When you’re four years old and heading off on important candy-gathering venture at Halloween, global warming seems like a pretty good idea. Global warming means you don’t have to wear an undershirt, six sweaters, and an overcoat with your costume. Outerwear is notoriously rough on angel’s wings and dampens the effect of a howling demon on passers by. Let’s face it. The Author of Death clad in a blue snowsuit and lambie mittens is just not as unsettling as initially intended.
So I never really had a problem with global warming until I reached a Responsible Age. Now I realize I probably caused the whole trouble myself. I produced two boys, gummily attractive in a no-teeth, drooly kind of way, who as babies seemed harmless enough sucking cereal from a spoon and wearing little diapers with cartoon characters printed in blue on the front. (How much trouble could a size zero hiney be, anyway? Of course now we have Paris Hilton, Allegra Versace, and pre-baby Nicole Ritchie to serve as benchmarks, but back then we just didn’t know.)

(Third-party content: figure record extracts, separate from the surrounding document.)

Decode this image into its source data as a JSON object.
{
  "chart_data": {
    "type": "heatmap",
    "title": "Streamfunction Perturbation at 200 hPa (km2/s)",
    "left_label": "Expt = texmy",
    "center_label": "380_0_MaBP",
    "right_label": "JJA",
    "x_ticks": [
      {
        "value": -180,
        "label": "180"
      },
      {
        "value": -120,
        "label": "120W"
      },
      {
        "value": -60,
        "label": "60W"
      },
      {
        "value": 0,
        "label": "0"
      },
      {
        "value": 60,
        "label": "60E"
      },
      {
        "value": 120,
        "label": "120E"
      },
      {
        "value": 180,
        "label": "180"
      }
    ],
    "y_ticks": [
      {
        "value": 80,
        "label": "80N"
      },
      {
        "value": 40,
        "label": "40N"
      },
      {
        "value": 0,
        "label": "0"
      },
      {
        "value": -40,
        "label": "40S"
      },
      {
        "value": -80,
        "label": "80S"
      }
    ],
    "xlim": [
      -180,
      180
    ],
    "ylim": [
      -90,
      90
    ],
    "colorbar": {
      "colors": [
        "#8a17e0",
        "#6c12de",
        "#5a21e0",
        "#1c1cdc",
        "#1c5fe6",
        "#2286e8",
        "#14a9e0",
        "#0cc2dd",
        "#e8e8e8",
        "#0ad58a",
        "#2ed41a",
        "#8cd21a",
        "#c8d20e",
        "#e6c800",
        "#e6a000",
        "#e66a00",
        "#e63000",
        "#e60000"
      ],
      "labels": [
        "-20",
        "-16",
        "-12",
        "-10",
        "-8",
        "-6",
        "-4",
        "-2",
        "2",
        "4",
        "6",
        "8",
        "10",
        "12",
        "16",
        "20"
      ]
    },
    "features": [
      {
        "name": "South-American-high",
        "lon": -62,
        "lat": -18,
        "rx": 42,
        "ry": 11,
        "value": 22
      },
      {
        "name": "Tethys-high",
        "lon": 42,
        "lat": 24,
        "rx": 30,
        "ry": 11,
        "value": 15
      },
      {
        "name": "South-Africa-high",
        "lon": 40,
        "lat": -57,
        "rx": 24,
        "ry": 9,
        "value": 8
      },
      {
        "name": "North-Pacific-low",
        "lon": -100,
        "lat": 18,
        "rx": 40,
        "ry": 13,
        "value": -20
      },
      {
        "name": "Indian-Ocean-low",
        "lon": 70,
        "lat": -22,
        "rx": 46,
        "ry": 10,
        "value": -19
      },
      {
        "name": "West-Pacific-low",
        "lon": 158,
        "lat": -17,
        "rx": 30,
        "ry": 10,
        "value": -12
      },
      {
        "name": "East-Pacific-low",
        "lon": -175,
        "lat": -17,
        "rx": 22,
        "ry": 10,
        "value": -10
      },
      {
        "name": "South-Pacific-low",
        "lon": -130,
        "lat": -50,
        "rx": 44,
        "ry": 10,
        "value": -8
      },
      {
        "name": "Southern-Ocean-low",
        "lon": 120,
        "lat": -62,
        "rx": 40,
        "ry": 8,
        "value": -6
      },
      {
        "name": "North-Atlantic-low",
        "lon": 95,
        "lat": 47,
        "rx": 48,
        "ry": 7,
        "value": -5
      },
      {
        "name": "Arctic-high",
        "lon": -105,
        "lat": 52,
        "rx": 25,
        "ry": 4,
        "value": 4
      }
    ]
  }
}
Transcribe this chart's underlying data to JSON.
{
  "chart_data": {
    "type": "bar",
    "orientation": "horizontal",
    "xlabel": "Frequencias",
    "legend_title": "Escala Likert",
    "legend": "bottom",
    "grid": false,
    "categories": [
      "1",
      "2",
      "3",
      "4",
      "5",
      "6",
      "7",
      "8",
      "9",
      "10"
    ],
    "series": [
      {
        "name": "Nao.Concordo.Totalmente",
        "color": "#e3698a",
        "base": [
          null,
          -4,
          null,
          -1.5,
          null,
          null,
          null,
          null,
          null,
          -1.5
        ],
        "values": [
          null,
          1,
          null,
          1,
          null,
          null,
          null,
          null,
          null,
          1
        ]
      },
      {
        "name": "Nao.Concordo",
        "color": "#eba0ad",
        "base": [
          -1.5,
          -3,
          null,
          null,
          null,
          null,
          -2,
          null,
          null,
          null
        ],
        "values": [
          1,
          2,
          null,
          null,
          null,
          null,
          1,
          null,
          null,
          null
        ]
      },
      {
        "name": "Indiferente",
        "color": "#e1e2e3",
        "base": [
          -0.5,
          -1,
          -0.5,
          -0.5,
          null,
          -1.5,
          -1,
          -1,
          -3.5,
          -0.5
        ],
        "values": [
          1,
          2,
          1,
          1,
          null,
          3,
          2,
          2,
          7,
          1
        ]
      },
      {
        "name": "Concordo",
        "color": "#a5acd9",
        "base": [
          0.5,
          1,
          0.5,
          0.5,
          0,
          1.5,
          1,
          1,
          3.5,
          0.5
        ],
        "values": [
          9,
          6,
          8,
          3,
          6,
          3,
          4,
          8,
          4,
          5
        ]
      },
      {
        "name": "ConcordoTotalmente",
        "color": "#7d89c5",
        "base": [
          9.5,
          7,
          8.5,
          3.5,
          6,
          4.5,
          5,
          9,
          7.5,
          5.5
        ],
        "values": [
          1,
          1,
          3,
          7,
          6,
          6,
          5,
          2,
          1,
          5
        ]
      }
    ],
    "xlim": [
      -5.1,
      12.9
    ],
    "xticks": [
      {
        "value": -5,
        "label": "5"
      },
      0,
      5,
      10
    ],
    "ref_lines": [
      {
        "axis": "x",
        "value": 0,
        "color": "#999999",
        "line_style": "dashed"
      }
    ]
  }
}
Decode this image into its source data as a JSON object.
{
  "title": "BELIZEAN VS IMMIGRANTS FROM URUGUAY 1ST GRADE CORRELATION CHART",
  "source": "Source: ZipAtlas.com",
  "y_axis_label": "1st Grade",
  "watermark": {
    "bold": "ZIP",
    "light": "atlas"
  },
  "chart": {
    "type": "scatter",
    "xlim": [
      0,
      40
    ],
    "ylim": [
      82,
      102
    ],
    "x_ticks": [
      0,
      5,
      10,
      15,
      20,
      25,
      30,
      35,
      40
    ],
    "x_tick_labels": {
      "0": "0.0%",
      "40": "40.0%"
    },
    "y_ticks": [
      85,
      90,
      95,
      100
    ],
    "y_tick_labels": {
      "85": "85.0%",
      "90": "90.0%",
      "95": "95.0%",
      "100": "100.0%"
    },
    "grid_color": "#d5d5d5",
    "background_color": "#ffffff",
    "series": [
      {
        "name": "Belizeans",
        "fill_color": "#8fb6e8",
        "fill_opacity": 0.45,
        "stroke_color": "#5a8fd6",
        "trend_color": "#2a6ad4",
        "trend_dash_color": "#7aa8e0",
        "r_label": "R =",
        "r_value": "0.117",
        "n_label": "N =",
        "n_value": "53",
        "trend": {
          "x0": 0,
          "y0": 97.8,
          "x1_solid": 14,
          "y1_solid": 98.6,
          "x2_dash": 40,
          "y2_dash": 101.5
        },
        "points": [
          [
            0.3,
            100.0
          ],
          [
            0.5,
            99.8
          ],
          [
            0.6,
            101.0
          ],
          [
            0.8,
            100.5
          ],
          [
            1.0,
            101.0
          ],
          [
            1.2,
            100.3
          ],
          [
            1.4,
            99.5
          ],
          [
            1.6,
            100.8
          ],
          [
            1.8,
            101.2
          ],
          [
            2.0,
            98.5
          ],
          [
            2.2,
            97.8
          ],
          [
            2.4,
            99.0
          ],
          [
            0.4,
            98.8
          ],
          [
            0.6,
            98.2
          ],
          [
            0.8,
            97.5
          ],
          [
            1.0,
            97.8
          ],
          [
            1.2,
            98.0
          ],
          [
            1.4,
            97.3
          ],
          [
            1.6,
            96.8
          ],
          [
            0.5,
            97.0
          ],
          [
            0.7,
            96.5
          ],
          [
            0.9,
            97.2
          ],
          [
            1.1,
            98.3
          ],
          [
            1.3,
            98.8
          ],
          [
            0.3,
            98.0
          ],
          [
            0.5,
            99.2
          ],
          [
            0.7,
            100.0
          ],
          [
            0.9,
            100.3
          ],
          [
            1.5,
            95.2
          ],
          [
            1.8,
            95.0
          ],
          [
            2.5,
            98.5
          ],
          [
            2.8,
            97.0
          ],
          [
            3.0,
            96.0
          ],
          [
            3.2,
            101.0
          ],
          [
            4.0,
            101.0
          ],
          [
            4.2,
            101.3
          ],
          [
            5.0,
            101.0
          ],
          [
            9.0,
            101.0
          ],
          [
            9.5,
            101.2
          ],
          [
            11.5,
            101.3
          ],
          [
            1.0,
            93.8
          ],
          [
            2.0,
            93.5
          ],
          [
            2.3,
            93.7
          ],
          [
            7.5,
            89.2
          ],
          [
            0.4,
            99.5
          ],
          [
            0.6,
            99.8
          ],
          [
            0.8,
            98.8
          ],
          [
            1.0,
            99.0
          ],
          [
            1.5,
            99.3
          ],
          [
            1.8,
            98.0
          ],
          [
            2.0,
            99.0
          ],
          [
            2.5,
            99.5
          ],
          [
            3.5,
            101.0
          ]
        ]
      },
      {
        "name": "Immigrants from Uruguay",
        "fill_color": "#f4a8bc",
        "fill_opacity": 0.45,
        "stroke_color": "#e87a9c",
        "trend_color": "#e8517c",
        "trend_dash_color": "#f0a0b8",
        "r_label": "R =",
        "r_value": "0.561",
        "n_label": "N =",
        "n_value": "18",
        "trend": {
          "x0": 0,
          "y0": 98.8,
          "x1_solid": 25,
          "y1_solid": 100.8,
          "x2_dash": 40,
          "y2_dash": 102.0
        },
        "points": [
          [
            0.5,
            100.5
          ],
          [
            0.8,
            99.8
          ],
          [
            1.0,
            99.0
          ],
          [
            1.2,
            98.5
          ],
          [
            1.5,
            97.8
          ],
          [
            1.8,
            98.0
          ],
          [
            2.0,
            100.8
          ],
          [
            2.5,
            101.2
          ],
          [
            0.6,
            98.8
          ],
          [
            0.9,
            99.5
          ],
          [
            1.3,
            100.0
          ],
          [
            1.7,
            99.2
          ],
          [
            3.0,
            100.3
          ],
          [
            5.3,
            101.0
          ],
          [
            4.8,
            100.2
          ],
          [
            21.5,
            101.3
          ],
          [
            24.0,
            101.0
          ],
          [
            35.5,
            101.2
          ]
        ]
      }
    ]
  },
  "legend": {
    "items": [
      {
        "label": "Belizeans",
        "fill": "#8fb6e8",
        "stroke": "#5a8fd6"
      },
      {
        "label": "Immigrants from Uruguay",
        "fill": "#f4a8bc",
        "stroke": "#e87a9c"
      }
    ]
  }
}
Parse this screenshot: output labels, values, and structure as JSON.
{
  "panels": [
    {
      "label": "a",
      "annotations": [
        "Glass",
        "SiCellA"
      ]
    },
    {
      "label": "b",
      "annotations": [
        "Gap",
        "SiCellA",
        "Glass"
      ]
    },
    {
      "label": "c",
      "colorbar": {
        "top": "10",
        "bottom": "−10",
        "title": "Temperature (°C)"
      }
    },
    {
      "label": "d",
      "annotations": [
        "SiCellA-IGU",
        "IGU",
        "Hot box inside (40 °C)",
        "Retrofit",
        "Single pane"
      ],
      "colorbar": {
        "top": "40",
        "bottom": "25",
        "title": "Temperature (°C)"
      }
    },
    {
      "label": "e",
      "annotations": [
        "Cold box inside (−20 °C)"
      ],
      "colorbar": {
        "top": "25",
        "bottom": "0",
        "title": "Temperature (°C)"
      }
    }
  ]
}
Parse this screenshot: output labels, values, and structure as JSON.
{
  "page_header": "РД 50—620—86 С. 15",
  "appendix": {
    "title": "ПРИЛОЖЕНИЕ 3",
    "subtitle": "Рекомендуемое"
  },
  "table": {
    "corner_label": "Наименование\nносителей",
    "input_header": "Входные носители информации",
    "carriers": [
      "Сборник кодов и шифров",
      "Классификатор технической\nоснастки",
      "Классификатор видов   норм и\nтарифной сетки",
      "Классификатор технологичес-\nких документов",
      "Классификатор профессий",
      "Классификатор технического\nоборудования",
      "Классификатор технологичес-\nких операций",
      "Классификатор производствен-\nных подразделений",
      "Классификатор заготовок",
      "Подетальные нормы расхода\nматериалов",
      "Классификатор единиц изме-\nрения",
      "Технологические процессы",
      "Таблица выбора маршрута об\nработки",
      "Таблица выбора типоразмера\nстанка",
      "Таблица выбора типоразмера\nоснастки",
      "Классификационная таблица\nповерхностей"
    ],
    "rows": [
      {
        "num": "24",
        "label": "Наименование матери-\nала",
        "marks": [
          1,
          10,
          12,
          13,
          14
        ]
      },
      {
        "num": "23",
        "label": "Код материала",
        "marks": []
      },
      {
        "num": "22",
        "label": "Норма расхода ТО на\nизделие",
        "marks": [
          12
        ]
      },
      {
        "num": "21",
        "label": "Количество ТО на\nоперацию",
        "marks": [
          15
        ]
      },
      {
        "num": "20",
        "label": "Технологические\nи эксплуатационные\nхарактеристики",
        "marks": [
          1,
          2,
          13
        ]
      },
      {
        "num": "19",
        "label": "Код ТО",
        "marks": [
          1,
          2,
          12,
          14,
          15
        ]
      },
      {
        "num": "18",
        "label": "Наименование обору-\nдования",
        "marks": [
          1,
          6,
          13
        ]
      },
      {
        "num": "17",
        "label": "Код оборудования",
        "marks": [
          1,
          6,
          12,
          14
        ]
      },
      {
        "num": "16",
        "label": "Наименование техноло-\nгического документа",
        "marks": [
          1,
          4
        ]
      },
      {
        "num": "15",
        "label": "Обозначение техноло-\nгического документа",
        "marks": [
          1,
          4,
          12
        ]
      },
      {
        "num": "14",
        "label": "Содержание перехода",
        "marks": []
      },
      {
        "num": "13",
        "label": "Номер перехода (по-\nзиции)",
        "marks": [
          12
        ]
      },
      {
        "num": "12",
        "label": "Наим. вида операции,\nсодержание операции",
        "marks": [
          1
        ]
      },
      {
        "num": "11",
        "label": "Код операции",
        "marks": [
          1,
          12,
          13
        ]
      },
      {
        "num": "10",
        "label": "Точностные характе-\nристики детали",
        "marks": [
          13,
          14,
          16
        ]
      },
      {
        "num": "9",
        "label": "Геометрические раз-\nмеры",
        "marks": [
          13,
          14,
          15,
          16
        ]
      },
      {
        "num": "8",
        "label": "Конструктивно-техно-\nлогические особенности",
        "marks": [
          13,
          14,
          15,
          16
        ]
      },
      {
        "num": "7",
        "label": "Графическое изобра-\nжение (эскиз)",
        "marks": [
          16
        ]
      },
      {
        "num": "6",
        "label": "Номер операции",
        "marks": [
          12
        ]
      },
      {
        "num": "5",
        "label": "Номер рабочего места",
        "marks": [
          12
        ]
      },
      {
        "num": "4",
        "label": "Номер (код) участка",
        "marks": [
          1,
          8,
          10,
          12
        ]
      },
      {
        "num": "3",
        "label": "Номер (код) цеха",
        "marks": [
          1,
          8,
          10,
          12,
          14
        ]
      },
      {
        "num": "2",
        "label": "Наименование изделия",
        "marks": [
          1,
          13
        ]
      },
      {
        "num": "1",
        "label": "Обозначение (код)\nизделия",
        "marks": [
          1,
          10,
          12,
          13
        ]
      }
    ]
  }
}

Anyway, I’ve read about the amount of methane produced by all the cows in the world, except the ones in India that are sacred, and I think my guys can beat that number without straining. The three teenaged boys in the backseat (we threw in an extra cousin just to make it interesting) on the way to the Fair this weekend cheekily counted the number of times the term “excuse me” came into play. We were nearing triple digits, which even allowing for exaggeration and downright bragging, is a pretty impressive number. I’ve decided I’m going to give up raising children and buy stock in a dairy farm. It’s easier on the environment.